Elle arqua un sourcil. Sa voix se glaçait de plus en plus, comme un vent d'hiver s'abattant sur tout un pays. Elle s'approcha, resserrant ses bras autour de sa poitrine. Elle sentait bel et bien cette envie grandissante d'imploser qui lui tenaillait le corps. Ses nerfs contractaient toute sa chair. Elle ne lâcha pas la jeune femme des yeux. Et si son regard avait pu tuer, peut-être serait-elle déjà à même le sol. Mais non, seule leur expression révélait les émotions obscures de Celian, comme des codes barres que l'on pouvait aisément identifier.
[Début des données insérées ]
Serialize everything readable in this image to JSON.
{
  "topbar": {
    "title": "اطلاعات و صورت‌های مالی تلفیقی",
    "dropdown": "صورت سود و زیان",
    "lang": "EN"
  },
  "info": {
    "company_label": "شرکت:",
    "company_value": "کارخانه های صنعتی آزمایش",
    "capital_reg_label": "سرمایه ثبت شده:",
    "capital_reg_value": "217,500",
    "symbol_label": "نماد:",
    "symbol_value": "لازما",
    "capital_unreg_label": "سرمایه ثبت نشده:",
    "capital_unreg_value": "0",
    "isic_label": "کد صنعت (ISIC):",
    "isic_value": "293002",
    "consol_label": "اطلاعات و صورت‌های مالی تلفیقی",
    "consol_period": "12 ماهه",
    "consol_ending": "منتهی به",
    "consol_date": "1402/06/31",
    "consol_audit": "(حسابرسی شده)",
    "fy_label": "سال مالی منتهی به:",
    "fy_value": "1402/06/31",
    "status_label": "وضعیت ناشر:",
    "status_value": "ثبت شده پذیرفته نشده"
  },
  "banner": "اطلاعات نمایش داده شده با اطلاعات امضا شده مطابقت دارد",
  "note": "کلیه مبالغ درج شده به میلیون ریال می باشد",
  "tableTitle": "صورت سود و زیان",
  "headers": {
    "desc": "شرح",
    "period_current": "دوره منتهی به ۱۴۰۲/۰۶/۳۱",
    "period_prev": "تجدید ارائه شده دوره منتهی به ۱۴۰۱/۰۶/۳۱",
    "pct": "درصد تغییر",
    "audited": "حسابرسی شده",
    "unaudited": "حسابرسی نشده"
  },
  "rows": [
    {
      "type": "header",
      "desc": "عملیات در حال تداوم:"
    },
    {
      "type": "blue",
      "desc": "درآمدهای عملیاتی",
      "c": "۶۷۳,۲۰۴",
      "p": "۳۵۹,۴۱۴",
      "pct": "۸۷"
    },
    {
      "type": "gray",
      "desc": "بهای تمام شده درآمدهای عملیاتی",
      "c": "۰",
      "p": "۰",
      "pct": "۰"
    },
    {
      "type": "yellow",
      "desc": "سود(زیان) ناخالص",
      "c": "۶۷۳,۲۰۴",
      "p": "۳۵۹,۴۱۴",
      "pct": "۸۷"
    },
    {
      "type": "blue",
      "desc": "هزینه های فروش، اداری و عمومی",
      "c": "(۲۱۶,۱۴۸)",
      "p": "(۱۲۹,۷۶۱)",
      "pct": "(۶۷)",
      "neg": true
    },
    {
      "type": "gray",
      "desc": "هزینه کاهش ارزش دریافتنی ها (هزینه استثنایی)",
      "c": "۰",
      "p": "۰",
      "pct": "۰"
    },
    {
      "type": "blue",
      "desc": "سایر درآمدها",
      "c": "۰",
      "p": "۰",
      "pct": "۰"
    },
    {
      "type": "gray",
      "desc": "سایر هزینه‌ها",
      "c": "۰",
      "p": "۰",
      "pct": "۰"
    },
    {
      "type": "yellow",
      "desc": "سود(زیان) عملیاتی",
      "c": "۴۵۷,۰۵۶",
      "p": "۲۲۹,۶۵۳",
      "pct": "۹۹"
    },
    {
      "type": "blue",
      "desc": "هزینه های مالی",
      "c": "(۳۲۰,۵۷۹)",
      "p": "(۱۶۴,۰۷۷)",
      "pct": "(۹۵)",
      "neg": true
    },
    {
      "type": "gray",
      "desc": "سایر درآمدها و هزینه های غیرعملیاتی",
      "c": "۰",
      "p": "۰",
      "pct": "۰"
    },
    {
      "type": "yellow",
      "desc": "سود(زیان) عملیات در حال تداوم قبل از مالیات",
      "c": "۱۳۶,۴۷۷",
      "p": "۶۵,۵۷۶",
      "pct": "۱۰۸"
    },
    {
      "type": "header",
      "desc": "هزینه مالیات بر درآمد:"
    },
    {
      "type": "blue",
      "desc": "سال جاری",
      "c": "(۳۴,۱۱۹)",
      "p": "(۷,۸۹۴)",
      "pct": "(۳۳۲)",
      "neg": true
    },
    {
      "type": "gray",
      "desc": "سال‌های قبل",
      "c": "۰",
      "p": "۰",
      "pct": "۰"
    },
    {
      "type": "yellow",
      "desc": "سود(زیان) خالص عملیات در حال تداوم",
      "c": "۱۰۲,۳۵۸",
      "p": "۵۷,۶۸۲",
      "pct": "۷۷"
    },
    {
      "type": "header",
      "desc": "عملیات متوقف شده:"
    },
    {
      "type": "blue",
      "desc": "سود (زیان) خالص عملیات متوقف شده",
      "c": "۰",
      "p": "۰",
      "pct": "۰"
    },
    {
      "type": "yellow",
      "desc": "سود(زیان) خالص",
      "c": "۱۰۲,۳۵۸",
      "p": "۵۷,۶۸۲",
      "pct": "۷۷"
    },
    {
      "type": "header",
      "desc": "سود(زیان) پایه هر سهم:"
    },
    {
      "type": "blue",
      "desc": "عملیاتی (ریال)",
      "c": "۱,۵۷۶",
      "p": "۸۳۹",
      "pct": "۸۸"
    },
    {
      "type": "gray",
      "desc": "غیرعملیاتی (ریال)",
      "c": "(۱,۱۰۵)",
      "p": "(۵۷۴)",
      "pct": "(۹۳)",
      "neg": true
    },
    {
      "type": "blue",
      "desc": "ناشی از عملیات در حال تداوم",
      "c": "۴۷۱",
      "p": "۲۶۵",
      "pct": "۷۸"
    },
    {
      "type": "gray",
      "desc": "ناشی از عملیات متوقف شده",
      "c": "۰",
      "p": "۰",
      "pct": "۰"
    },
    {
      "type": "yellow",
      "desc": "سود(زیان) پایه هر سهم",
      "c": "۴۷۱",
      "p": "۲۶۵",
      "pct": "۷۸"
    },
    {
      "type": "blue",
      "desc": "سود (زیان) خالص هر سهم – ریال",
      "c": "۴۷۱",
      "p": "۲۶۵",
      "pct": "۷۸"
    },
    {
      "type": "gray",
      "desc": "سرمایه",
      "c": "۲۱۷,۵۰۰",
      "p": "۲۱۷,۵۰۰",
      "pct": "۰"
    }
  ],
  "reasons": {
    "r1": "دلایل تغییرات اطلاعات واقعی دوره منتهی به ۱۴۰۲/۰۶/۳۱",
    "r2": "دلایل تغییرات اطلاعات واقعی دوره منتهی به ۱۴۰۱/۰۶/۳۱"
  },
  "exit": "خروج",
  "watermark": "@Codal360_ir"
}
Elle pencha la tête vers le tiroir, faisant mine d'y chercher l'objet tant attendu. Mais elle ne s'y attarda guère plus, relevant le visage vers son interlocutrice.

« Il me semble que cet endroit serait fort incommodant pour perdre un bijou. Oh, mais... attendez ! »

Elle fit mine d'être surprise, puis fronça les sourcils.

« Il me semble également que faire la poussière dans les tiroirs n'est pas très nécessaire. »

Evidemment. Elle savait que ce tiroir n'aurait jamais du être ouvert. Jamais. Mais Hazel l'avait fait, et lui mentait. Elle le sentait. Pourtant, elle aurait aimé la croire. Elle aurait aimé. Celian était pourtant assez naïve pour être facilement manipulée. Mais elle n'était pas stupide, loin de là.

D'autres questions vinrent cependant la troubler. Pourquoi Hazel avait-elle fouillé son bureau ? Quel était son motif ? Que ferait-elle des informations qu'elle avait récoltées ? Travaillait-elle pour quelqu'un ? Essaierait-elle de retrouver Azra, ou Celian avait-elle évité qu'elle n'en lise trop à son sujet ? Elle campa là, sur ses positions, sans savoir par où commencer l'interrogatoire.

« Rangez donc votre histoire de curiosité, l'heure n'est plus au mensonge. »

Elle secoua la tête.

« Moi qui pensais que vous étiez quelqu'un de bien. Je suppose que je me suis, une fois de plus, trompée. Que cherchiez-vous, exactement ? Et surtout, pour en faire quoi ? »

Il était temps d'avoir des réponses.